The Communications Decency Act of 1996 holds that content platforms (such as a social-networking platform) are not responsible for the speech they host.
It doesn't say that the platforms should make money out of hate speech but it turns out that is precisely what it allows them to do.
Defamation laws protect free speech more than your reputation.
Alas, your reputation can easily be monetized by anyone attacking it.
For example, in 2017 a user of the YouNow platform, Charles Marlowe,
launched a vicious campaign against another user, Anna Scanlon.
Scanlon claims that Marlowe lied and defamed her, but YouNow's algorithms
are not design to decide what is true and what is false: they are designed
to maximize YouNow's revenues.
The more Marlowe insulted her, the larger his following became, and therefore
the more profitable his account... for both him and for YouNow.
YouNow's algorithm rewarded Marlowe for his growing number of followers.
Most likely, a "recommendation algorithm" also helped spread the controversy to other users of the social network.
Using sexist, racist and homophobic language is a plus.
Fabricating conspiracy theories is another plus.
The platform that financially rewards traffic as a generator of advertising money automatically rewards the hate-mongers.
The problem is not bullying and harassment, but public bullying and harassment.
Shifting to another field, imagine a political candidate who dodged the draft during the Vietnam War and still calls out a Vietnam war hero as a coward because this hero was taken prisoner while this political candidate was mainly busy having sex without wearing condoms (his own words): would you imagine that this political candidate may become the president of the USA? And imagine if this same candidate had previously invented a bogus conspiracy theory that Barack Obamad was not born in the USA. Still: 63 million voters chose this very hatemonger.

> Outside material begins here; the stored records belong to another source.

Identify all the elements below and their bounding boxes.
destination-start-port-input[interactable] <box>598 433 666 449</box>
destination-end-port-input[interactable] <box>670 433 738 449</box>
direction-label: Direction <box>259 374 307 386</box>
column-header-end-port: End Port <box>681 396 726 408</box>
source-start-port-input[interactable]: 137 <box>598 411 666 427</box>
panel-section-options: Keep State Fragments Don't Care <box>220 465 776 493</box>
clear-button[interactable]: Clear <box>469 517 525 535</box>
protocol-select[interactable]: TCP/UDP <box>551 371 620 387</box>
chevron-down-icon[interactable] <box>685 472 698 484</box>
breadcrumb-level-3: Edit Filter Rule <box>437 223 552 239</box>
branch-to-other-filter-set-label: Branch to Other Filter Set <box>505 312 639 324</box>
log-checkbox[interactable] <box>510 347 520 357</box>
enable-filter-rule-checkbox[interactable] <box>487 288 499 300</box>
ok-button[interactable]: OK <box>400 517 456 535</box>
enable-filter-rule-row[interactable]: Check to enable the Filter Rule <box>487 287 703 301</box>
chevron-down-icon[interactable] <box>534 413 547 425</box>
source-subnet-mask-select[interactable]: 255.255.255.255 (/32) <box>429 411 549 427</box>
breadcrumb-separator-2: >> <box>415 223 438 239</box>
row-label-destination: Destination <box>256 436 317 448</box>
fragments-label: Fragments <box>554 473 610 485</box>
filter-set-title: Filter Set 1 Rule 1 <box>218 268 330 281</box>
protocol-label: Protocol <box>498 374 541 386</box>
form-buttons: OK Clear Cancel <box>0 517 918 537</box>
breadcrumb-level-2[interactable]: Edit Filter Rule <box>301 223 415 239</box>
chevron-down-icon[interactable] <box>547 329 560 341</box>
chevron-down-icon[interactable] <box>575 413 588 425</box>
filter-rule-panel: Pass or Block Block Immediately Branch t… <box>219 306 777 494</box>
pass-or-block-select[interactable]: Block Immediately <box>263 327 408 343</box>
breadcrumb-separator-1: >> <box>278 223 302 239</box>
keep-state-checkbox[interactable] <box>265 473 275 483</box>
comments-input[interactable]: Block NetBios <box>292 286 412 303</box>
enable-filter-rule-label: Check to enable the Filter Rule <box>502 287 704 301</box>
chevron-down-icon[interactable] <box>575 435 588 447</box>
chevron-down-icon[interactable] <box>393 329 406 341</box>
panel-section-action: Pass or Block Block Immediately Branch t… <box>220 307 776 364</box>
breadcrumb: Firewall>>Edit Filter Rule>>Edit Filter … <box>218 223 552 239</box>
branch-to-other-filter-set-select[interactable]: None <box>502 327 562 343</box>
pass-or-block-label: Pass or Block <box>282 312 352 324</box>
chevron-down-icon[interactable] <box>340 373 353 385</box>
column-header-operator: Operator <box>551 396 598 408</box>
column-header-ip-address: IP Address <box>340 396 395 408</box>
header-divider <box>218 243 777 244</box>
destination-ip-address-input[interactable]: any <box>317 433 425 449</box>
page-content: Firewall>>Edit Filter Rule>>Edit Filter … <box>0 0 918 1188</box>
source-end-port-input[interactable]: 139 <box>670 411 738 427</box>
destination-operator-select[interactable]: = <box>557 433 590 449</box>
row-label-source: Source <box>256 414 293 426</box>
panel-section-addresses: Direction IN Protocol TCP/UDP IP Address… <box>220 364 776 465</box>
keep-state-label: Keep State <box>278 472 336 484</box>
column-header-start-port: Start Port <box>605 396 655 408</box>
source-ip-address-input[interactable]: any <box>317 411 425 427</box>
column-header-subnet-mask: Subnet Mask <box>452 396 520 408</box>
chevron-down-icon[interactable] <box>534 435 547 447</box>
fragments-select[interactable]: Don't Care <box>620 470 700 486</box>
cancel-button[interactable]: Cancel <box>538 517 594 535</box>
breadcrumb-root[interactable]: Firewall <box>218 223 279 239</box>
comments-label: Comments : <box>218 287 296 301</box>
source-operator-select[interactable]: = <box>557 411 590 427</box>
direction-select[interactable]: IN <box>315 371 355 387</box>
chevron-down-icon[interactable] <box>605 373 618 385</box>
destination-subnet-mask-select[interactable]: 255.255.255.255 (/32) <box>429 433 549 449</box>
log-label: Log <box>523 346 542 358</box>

Given that A.I.'s most successful application is still that it calculates how to make Internet viewers click on links in order to maximize advertising profits, we'll soon have A.I. programs that help create as much "hate" as possible.
(Changing defamation laws might help: in Britain, where defamation laws are not so protective of free speech, blogger Jack Monroe won a libel suit against defaming journalist Katie Hopkins, coincidentally a former contestant in the TV show Apprentice, at the time run by abovesaid future president).
The fact however remains that "hatred" sells and any algorithm designed for profit will inevitably tend to increase the amount of hatred if that is what maximizes profits. The more intelligent the algorithm, the more hatred it will create.